Page:Slavery in the United States (1837).djvu/340

This page has been validated.
330
narrative of the

he sometimes visited; that when taken, he was again whipped until he was not able to stand, and had a heavy block of wood chained to one foot, which he was obliged to drag after him at his daily labour, for more than three months, when he found an old file, with which he cut the irons from his ancle, and again escaped to the woods, but was retaken within little more than a week after his flight, by two men who were looking for their cattle, and came upon him in the woods where he was asleep.

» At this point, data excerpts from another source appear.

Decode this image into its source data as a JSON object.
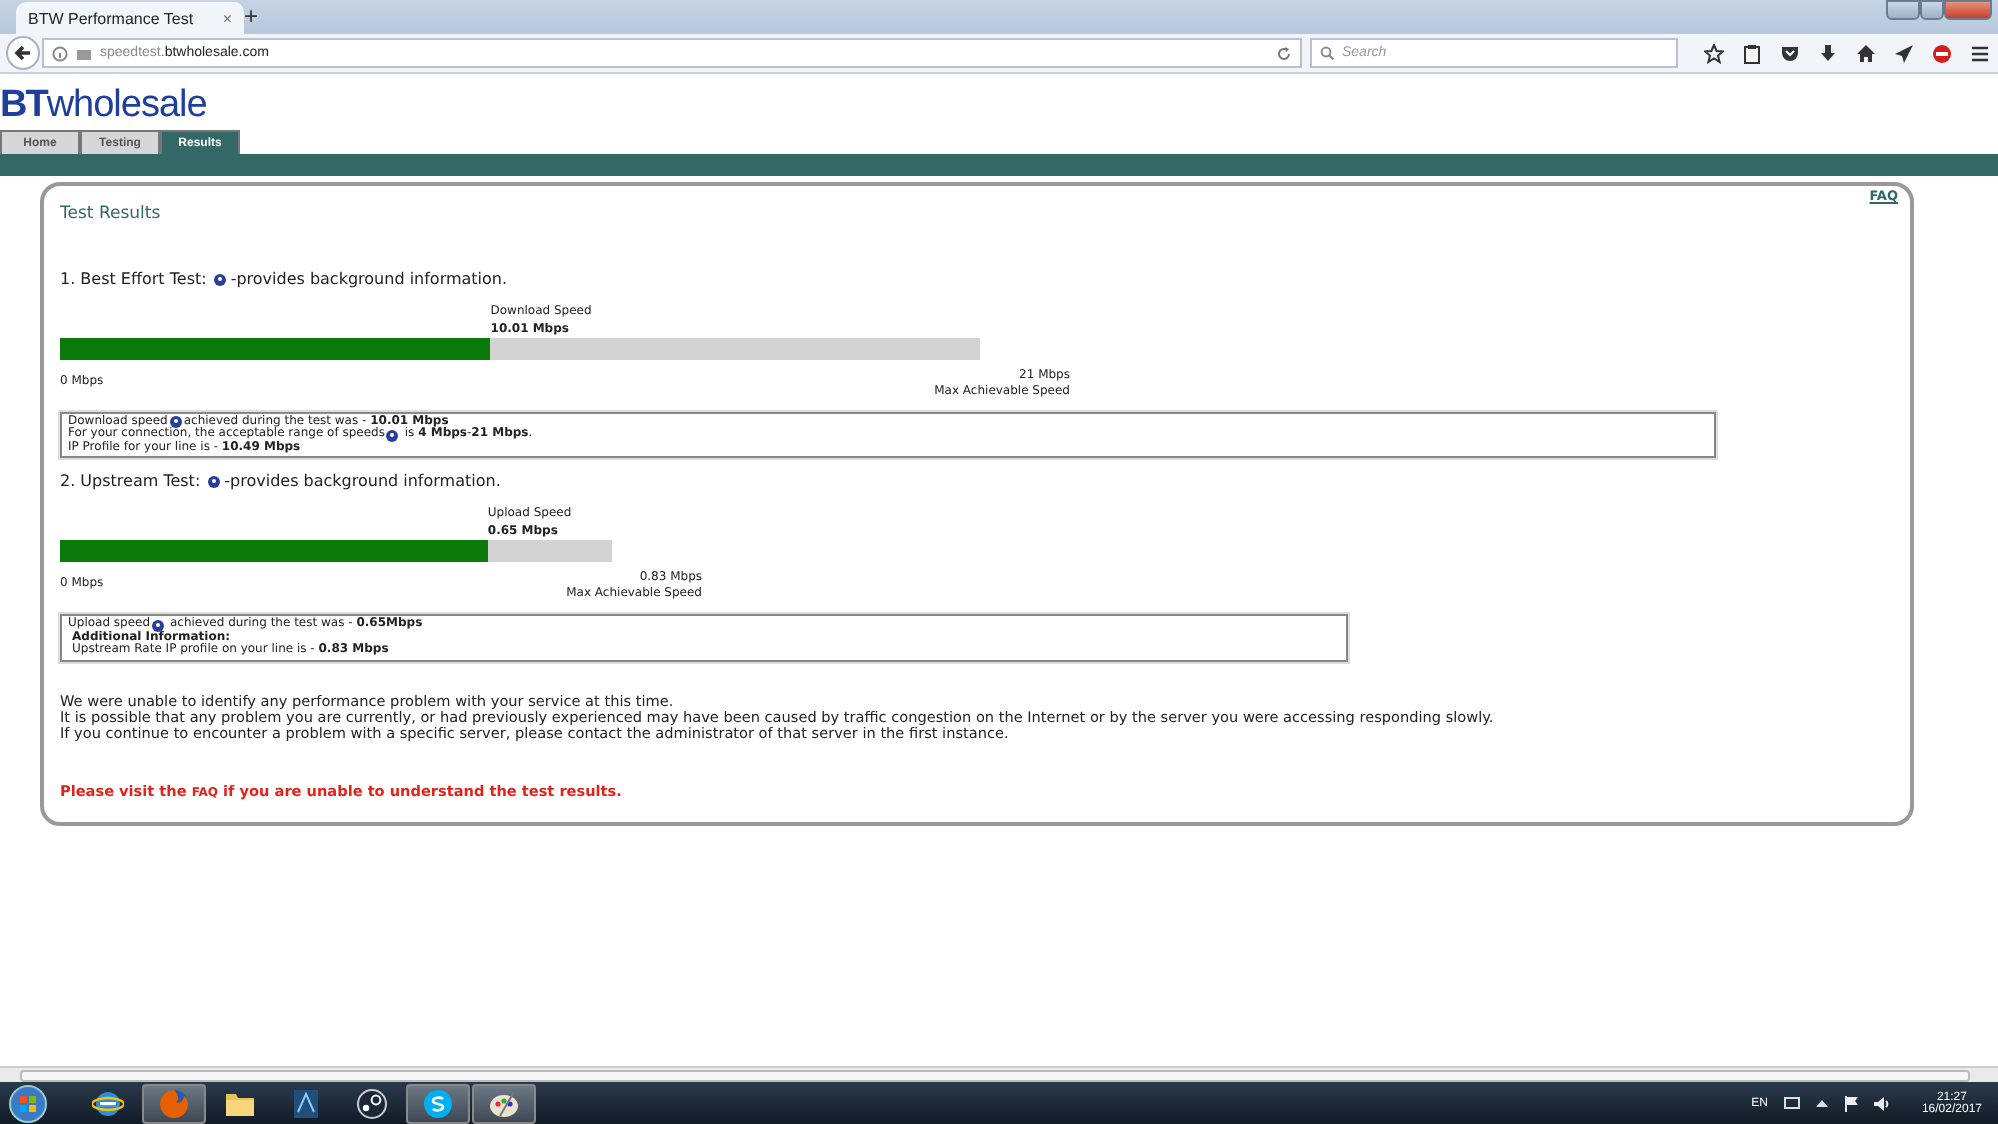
{
  "browser": {
    "tab_title": "BTW Performance Test",
    "close_tab": "×",
    "new_tab": "+",
    "url": "speedtest.**btwholesale.com**",
    "search_placeholder": "Search"
  },
  "site": {
    "logo_bold": "BT",
    "logo_rest": "wholesale",
    "nav_tabs": [
      {
        "label": "Home",
        "selected": false
      },
      {
        "label": "Testing",
        "selected": false
      },
      {
        "label": "Results",
        "selected": true
      }
    ]
  },
  "panel": {
    "faq_link": "FAQ",
    "title": "Test Results",
    "tests": [
      {
        "heading": "1. Best Effort Test:",
        "note": "-provides background information.",
        "meter_label": "Download  Speed",
        "meter_value": "10.01 Mbps",
        "level": 0.468,
        "min": "0 Mbps",
        "max": "21 Mbps",
        "max_label": "Max Achievable Speed",
        "info_lines": [
          {
            "before": "Download speed",
            "help_icon": true,
            "after": "achieved during the test was - **10.01 Mbps**",
            "bold": false
          },
          {
            "before": "For your connection, the acceptable range of speeds",
            "help_icon": true,
            "after": " is **4 Mbps**-**21 Mbps**.",
            "bold": false
          },
          {
            "before": "IP Profile for your line is - **10.49 Mbps**",
            "help_icon": false,
            "bold": false
          }
        ]
      },
      {
        "heading": "2. Upstream Test:",
        "note": "-provides background information.",
        "meter_label": "Upload Speed",
        "meter_value": "0.65 Mbps",
        "level": 0.775,
        "min": "0 Mbps",
        "max": "0.83 Mbps",
        "max_label": "Max Achievable Speed",
        "info_lines": [
          {
            "before": "Upload speed",
            "help_icon": true,
            "after": " achieved during the test was - **0.65Mbps**",
            "bold": false
          },
          {
            "before": "Additional Information:",
            "help_icon": false,
            "bold": true
          },
          {
            "before": "Upstream Rate IP profile on your line is - **0.83 Mbps**",
            "help_icon": false,
            "bold": false
          }
        ]
      }
    ],
    "messages": [
      "We were unable to identify any performance problem with your service at this time.",
      "It is possible that any problem you are currently, or had previously experienced may have been caused by traffic congestion on the Internet or by the server you were accessing responding slowly.",
      "If you continue to encounter a problem with a specific server, please contact the administrator of that server in the first instance."
    ],
    "notice_before": "Please visit the",
    "notice_link": "FAQ",
    "notice_after": "if you are unable to understand the test results."
  },
  "taskbar": {
    "items": [
      {
        "kind": "ie",
        "running": false
      },
      {
        "kind": "firefox",
        "running": true
      },
      {
        "kind": "folder",
        "running": false
      },
      {
        "kind": "app",
        "running": false
      },
      {
        "kind": "steam",
        "running": false
      },
      {
        "kind": "skype",
        "running": true
      },
      {
        "kind": "paint",
        "running": true
      }
    ],
    "language": "EN",
    "time": "21:27",
    "date": "16/02/2017"
  }
}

On being returned to his master, he was again whipped; and then the iron collar that he now wore, with the iron rod, extending from one shoulder over his head to the other, with the bells fastened at the top of the arch, were put upon him. Of these irons he could not divest himself, and wore them constantly from that time to the present.

I had no instruments with me, to enable me to release Paul from his manacles, and all I could do for him was to desire him to go with me to the place where I had left my terrapins, which I gave to him, together with all the eggs that I had found to-day. I also caused him to lie down, and having furnished myself with a flint-stone, (many of which lay in the sand near the edge of the pond) and a handful of dry moss, I succeeded in striking fire from the iron collar, and made a fire of sticks, upon which he could roast the terrapins and the eggs. It was now quite dark, and I was full two miles from my road, with no path to guide me towards home, but the small traces made in the woods by the cattle.